Мореблис, вместе с названиями некоторых экзотических насекомых и с мангровыми зарослями из комиксов про мистера Нет, был одной из тайн нашего детства. На самом деле не было никакого Мореблиса, просто мы неправильно расслышали словосочетание “море блистает”, на деле же слова песни звучат так: “Лунным сиянием море блистает”. И в следующей строфе речь идет вовсе не о “паруздах”, а о том, что ветер “вздымает парус”. Но ведь мы пели эту песню на слух, повторяя за отцом, и во мне поселилась уверенность, сохранявшаяся долгие годы – даже в том возрасте, когда иные ошибки уже непозволительны, – что в песне “Санта-Лючия” рассказывается о Мореблисе.
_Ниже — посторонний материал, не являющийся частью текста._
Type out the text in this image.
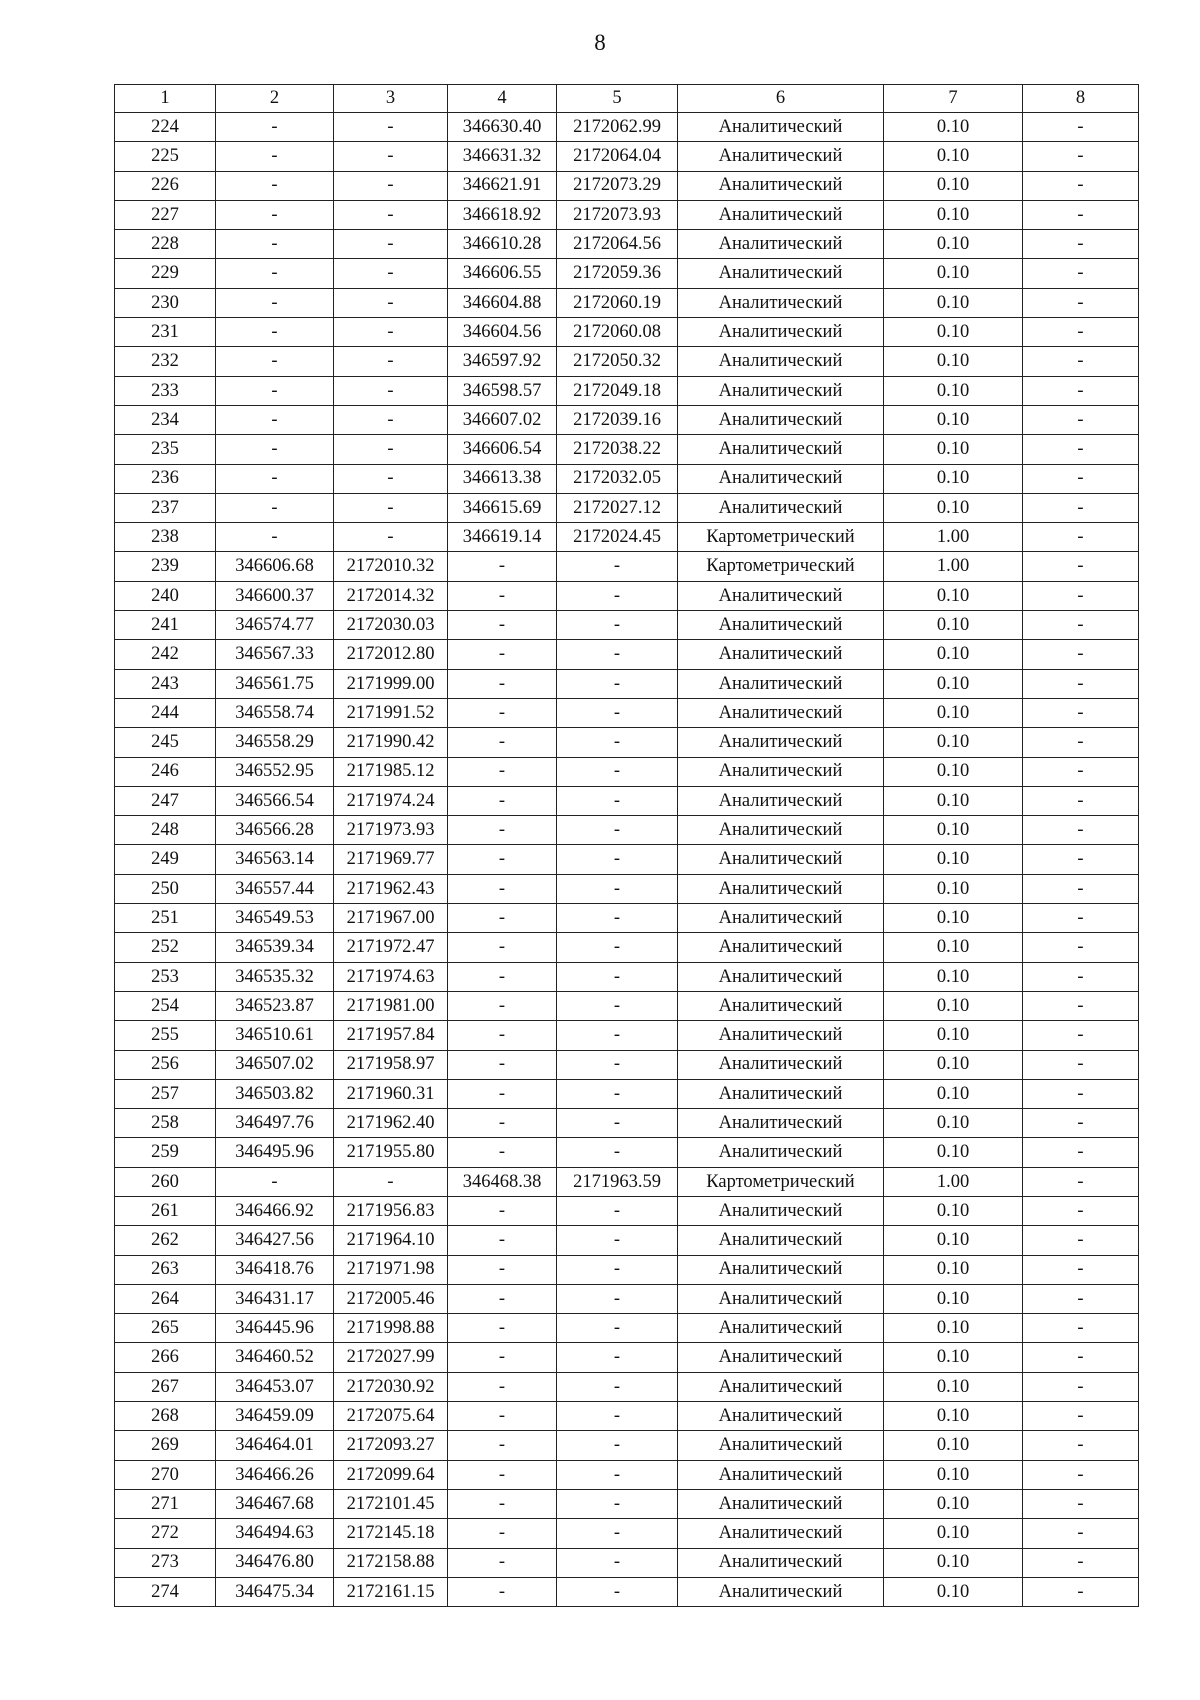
8
1	2	3	4	5	6	7	8
224	-	-	346630.40	2172062.99	Аналитический	0.10	-
225	-	-	346631.32	2172064.04	Аналитический	0.10	-
226	-	-	346621.91	2172073.29	Аналитический	0.10	-
227	-	-	346618.92	2172073.93	Аналитический	0.10	-
228	-	-	346610.28	2172064.56	Аналитический	0.10	-
229	-	-	346606.55	2172059.36	Аналитический	0.10	-
230	-	-	346604.88	2172060.19	Аналитический	0.10	-
231	-	-	346604.56	2172060.08	Аналитический	0.10	-
232	-	-	346597.92	2172050.32	Аналитический	0.10	-
233	-	-	346598.57	2172049.18	Аналитический	0.10	-
234	-	-	346607.02	2172039.16	Аналитический	0.10	-
235	-	-	346606.54	2172038.22	Аналитический	0.10	-
236	-	-	346613.38	2172032.05	Аналитический	0.10	-
237	-	-	346615.69	2172027.12	Аналитический	0.10	-
238	-	-	346619.14	2172024.45	Картометрический	1.00	-
239	346606.68	2172010.32	-	-	Картометрический	1.00	-
240	346600.37	2172014.32	-	-	Аналитический	0.10	-
241	346574.77	2172030.03	-	-	Аналитический	0.10	-
242	346567.33	2172012.80	-	-	Аналитический	0.10	-
243	346561.75	2171999.00	-	-	Аналитический	0.10	-
244	346558.74	2171991.52	-	-	Аналитический	0.10	-
245	346558.29	2171990.42	-	-	Аналитический	0.10	-
246	346552.95	2171985.12	-	-	Аналитический	0.10	-
247	346566.54	2171974.24	-	-	Аналитический	0.10	-
248	346566.28	2171973.93	-	-	Аналитический	0.10	-
249	346563.14	2171969.77	-	-	Аналитический	0.10	-
250	346557.44	2171962.43	-	-	Аналитический	0.10	-
251	346549.53	2171967.00	-	-	Аналитический	0.10	-
252	346539.34	2171972.47	-	-	Аналитический	0.10	-
253	346535.32	2171974.63	-	-	Аналитический	0.10	-
254	346523.87	2171981.00	-	-	Аналитический	0.10	-
255	346510.61	2171957.84	-	-	Аналитический	0.10	-
256	346507.02	2171958.97	-	-	Аналитический	0.10	-
257	346503.82	2171960.31	-	-	Аналитический	0.10	-
258	346497.76	2171962.40	-	-	Аналитический	0.10	-
259	346495.96	2171955.80	-	-	Аналитический	0.10	-
260	-	-	346468.38	2171963.59	Картометрический	1.00	-
261	346466.92	2171956.83	-	-	Аналитический	0.10	-
262	346427.56	2171964.10	-	-	Аналитический	0.10	-
263	346418.76	2171971.98	-	-	Аналитический	0.10	-
264	346431.17	2172005.46	-	-	Аналитический	0.10	-
265	346445.96	2171998.88	-	-	Аналитический	0.10	-
266	346460.52	2172027.99	-	-	Аналитический	0.10	-
267	346453.07	2172030.92	-	-	Аналитический	0.10	-
268	346459.09	2172075.64	-	-	Аналитический	0.10	-
269	346464.01	2172093.27	-	-	Аналитический	0.10	-
270	346466.26	2172099.64	-	-	Аналитический	0.10	-
271	346467.68	2172101.45	-	-	Аналитический	0.10	-
272	346494.63	2172145.18	-	-	Аналитический	0.10	-
273	346476.80	2172158.88	-	-	Аналитический	0.10	-
274	346475.34	2172161.15	-	-	Аналитический	0.10	-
Мореблис был чем-то вроде тех молочных зубов, которые у иных не выпадают даже в старости. Он воплощал наше личное видение переменчивого моря и морского пейзажа – так что же, собственно, такое Мореблис? Утес в окрестностях Капри? Скала? Особый вид рыбы с изысканным вкусом – вроде триглы, название которой тоже в определенной степени представляло для нас тайну[2]. Что это? Глиняная рыбка?
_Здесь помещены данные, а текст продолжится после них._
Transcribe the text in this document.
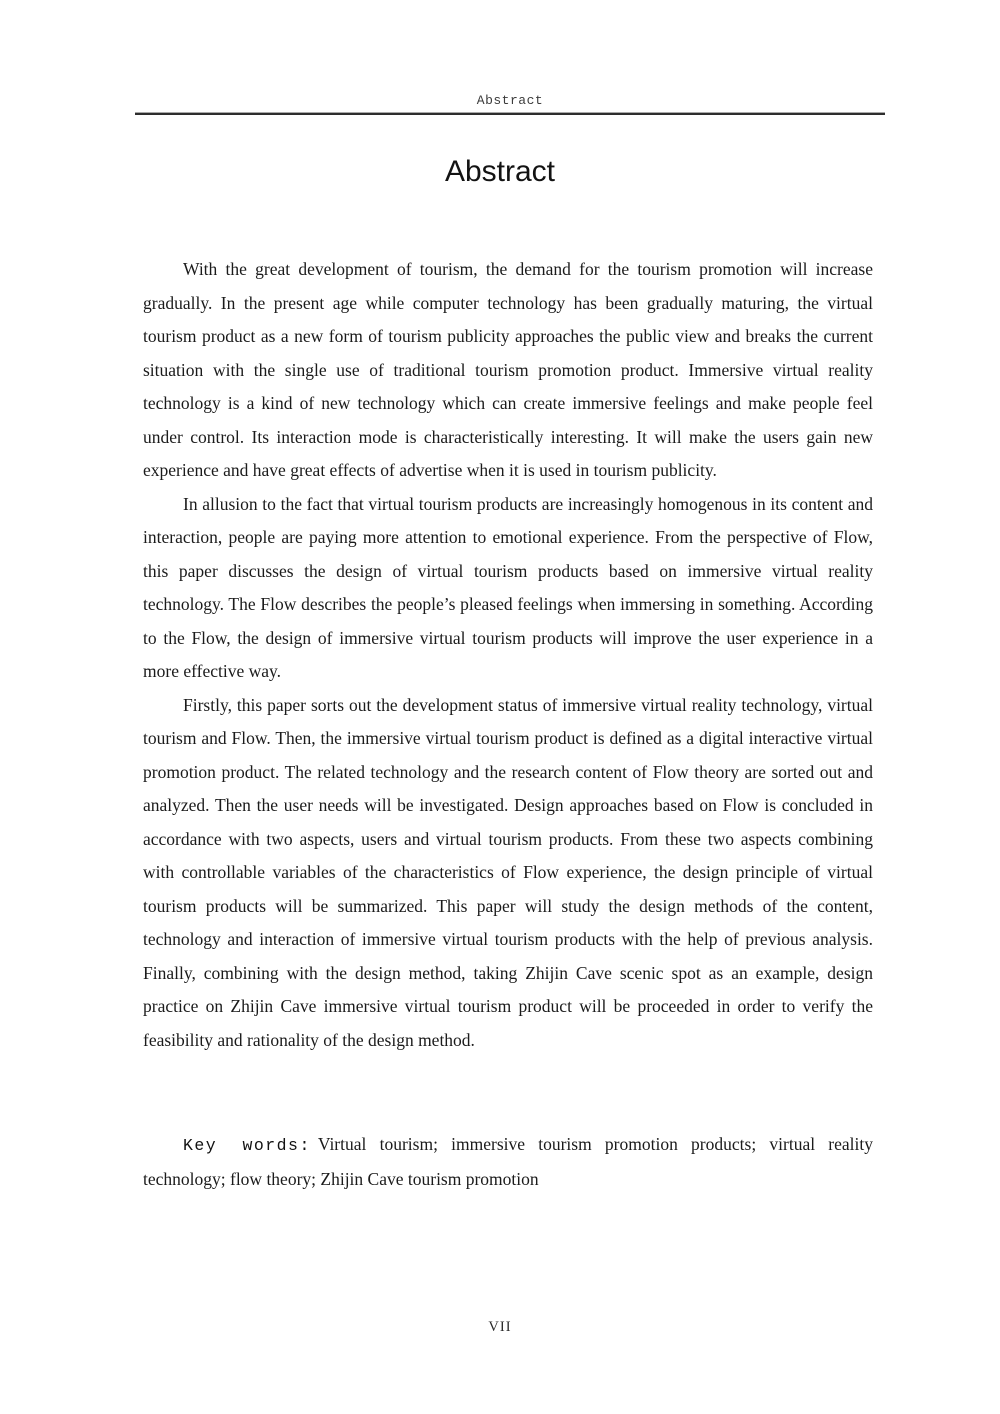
Abstract
Abstract

With the great development of tourism, the demand for the tourism promotion will increase gradually. In the present age while computer technology has been gradually maturing, the virtual tourism product as a new form of tourism publicity approaches the public view and breaks the current situation with the single use of traditional tourism promotion product. Immersive virtual reality technology is a kind of new technology which can create immersive feelings and make people feel under control. Its interaction mode is characteristically interesting. It will make the users gain new experience and have great effects of advertise when it is used in tourism publicity.

In allusion to the fact that virtual tourism products are increasingly homogenous in its content and interaction, people are paying more attention to emotional experience. From the perspective of Flow, this paper discusses the design of virtual tourism products based on immersive virtual reality technology. The Flow describes the people’s pleased feelings when immersing in something. According to the Flow, the design of immersive virtual tourism products will improve the user experience in a more effective way.

Firstly, this paper sorts out the development status of immersive virtual reality technology, virtual tourism and Flow. Then, the immersive virtual tourism product is defined as a digital interactive virtual promotion product. The related technology and the research content of Flow theory are sorted out and analyzed. Then the user needs will be investigated. Design approaches based on Flow is concluded in accordance with two aspects, users and virtual tourism products. From these two aspects combining with controllable variables of the characteristics of Flow experience, the design principle of virtual tourism products will be summarized. This paper will study the design methods of the content, technology and interaction of immersive virtual tourism products with the help of previous analysis. Finally, combining with the design method, taking Zhijin Cave scenic spot as an example, design practice on Zhijin Cave immersive virtual tourism product will be proceeded in order to verify the feasibility and rationality of the design method.

Key words: Virtual tourism; immersive tourism promotion products; virtual reality technology; flow theory; Zhijin Cave tourism promotion

VII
Мореблис, особенно тогда, когда мы пели “Санта-Лючию” во весь голос в машине, казался нам загадочным городом, въезд в который разрешен только нам. В этом мы отчасти уподоблялись жене Иоахима Мюрата[3], которая так страстно влюбилась в Неаполь, что стала именоваться герцогиней Липона, то есть титулом, представляющим собой анаграмму названия “Наполи”[4]. Вот и мы с сестрой – в духе фантазий Родари – были пусть не герцогинями, но обитательницами невидимого города Мореблис, возникшего из лингвистической ошибки.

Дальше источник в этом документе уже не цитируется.